Bununla beraber ben objektif olmayı tarafsız olmakla karıştıran bir insan değilim. Objektif olmak demek taraf olmamak demek değildir. Herkes bilsin ki ben tarafım. Hocaefendi tarafında yerimi alıyorum; onun durduğu yerde duruyorum. Çünkü inanıyorum ki; objektif olmak, adaletli olmak demektir. Nısfet duygusu ile hareket etmek demektir. Meselelere önyargısız yaklaşmak demektir. Nasıl taraf olmazsınız ki Mithat Cemal'in Mehmet Akif için yaptığı türden değerlendirmeleri hak edecek ölçüde bir düşmanlık var Hocaefendi'ye karşı; hem dost hem de düşman çevreden. Böylesi haksızlıkların irtikab edildiği bir yerde objektiflik namı altında tarafsız olmak demek adaletsizliktir, insafsızlıktır.

Nitekim, Mehmet Akif hakkında Mithat Cemal'in yaptığına benzer bir değerlendirmeyi, Doğan Koç, akademik bir makalede Hocaefendi için yapıyor. Akademik usullere göre eleştirme değil, aksine hasmâne hislerle sadece Hocaefendi'yi karalamayı amaç edinen 450'ye yakın İngilizce ve Türkçe kitap, makale, gazete haberi, internet haberi inceleyerek bir veritabanı oluşturuyor Koç ve bir sonuca ulaşıyor. Burada, ne denildiğini aktaracak ama kimin neden ve hangi sebeple dediği üzerinde durmayacağım. Bunun için makalenin tamamını okumanızı öneririm.[1]

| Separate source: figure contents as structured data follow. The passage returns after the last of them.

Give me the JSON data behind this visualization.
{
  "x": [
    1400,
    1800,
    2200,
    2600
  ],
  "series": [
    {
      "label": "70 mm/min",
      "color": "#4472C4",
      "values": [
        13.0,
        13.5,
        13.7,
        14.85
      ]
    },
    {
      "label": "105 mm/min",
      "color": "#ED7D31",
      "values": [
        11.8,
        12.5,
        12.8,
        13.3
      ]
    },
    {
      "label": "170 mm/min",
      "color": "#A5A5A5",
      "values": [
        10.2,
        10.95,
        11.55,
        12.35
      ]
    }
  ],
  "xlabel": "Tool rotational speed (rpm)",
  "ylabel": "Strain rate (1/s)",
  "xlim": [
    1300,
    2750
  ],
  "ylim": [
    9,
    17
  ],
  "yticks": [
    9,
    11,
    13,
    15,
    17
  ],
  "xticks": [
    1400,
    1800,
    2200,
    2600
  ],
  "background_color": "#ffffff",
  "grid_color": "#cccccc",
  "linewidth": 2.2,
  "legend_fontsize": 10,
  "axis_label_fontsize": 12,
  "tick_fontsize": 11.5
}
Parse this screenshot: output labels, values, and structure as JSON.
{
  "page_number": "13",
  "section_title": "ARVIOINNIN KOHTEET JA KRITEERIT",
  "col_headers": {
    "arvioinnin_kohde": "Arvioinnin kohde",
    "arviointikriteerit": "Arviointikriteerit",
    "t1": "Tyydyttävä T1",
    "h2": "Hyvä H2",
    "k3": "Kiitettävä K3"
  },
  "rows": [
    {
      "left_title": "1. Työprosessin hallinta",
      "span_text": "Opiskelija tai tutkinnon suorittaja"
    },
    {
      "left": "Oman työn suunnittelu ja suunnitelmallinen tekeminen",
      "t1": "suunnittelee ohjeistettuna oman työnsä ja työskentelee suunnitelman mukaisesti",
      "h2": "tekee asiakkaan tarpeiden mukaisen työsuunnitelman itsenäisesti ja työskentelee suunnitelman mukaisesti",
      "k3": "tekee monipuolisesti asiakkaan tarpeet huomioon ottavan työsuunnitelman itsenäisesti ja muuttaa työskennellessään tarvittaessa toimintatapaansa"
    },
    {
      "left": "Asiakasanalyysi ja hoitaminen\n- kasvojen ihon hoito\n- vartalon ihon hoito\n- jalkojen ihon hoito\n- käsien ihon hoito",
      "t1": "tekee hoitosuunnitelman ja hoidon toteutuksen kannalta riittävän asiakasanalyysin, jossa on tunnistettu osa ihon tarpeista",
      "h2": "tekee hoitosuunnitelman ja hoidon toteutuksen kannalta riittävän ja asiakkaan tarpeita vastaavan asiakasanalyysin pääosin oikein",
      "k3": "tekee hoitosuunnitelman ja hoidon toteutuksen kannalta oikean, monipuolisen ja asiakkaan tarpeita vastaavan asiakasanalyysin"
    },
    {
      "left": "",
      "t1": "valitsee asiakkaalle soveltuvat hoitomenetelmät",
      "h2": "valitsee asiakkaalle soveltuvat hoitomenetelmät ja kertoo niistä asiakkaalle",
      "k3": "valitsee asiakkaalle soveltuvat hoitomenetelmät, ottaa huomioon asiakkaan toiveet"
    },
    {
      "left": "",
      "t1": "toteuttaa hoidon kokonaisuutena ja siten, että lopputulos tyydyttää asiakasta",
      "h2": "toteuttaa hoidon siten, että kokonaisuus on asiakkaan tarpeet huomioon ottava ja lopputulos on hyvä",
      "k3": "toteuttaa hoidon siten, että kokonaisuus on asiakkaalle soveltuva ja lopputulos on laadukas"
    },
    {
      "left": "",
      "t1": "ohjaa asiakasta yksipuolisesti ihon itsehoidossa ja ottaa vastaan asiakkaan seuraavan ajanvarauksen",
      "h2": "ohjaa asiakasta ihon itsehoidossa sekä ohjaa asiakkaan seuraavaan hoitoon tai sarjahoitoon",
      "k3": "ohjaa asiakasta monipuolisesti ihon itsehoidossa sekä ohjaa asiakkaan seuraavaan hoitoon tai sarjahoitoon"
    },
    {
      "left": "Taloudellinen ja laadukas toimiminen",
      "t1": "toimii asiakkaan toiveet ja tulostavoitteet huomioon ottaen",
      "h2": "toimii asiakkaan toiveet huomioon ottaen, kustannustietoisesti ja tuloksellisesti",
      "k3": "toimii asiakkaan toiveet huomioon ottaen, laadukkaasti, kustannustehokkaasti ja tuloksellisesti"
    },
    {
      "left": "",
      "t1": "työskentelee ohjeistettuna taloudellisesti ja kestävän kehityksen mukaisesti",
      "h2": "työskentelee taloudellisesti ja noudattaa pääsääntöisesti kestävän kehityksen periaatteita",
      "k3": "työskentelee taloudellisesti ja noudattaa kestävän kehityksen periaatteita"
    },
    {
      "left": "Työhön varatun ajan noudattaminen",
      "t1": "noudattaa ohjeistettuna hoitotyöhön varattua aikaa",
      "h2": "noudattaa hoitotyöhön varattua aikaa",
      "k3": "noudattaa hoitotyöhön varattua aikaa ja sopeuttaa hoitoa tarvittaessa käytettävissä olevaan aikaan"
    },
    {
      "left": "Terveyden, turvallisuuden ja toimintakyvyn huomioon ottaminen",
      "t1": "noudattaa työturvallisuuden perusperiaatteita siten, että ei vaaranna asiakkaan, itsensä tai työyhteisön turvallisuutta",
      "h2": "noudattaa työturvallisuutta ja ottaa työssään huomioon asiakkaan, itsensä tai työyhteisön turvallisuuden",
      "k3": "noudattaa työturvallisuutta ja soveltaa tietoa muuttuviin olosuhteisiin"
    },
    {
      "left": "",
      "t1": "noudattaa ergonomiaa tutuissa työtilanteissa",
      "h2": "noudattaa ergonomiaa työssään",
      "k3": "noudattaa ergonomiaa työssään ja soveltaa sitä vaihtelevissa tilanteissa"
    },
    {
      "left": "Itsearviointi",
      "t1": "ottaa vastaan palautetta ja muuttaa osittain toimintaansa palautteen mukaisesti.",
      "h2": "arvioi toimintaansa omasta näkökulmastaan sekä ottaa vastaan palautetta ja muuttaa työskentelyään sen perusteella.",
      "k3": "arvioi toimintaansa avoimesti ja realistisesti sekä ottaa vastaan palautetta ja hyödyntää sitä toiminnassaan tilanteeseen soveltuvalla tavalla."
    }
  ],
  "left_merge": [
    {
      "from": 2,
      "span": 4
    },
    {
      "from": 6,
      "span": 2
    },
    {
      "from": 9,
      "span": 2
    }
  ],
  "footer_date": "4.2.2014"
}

Koç'un yaptığı tesbitlere göre Hocaefendi; "CIA ajanı, Vatikan kuklası veya Papa'nın gizli kardinali, Kripto-Yahudi, İslam'ın Truva Atı, ılımlı İslam yanlısı, Amerika'nın Humeyni'si, Türkiye'de laik devleti yıkıp İslam devleti kuracak olan şeriatçı, yeni Osmanlı İmparatorluğu ve halifeliğin diriliş gayesini gözeten birisi, Amerika'nın Büyük Ortadoğu Projesi'nin Türkiye temsilcisi, Siyonist bağlantıları ve gizli ajandası olan aşırı milliyetçi..."

Zihin değil mide bulandıran bu nitelendirmeler, İngilizce ve Türkçe kaynaklara göre değişiklik arz ediyor tahmin ettiğiniz gibi. Karalamanın yapılacağı yere göre mahiyet değiştiren ama son tahlilde itibarsızlaştırma hedefine hizmet eden ve bu yönüyle tek merkezden kumanda edildiği izlenimi veren bu çalışmalar karşısında nerede durmamız gerekir sizce?

Objektiflik deyip, tarafsızlık deyip, insafı, hak ve adaleti bir kenara mı bırakmalıyız? Yoksa insaf deyip, hak ve adalet deyip duruş yerimizi mi belirlemeliyiz? Kendilerini karşıt cephede konumlandıran ve düşman olarak tanımlayanların düşmanlıklarına amenna ama ya dostların vefasızlıklarına ne demeli? Sadece iman ortak paydasında buluşmak bile vefa demeyi, vefalı olmayı gerektirmez mi?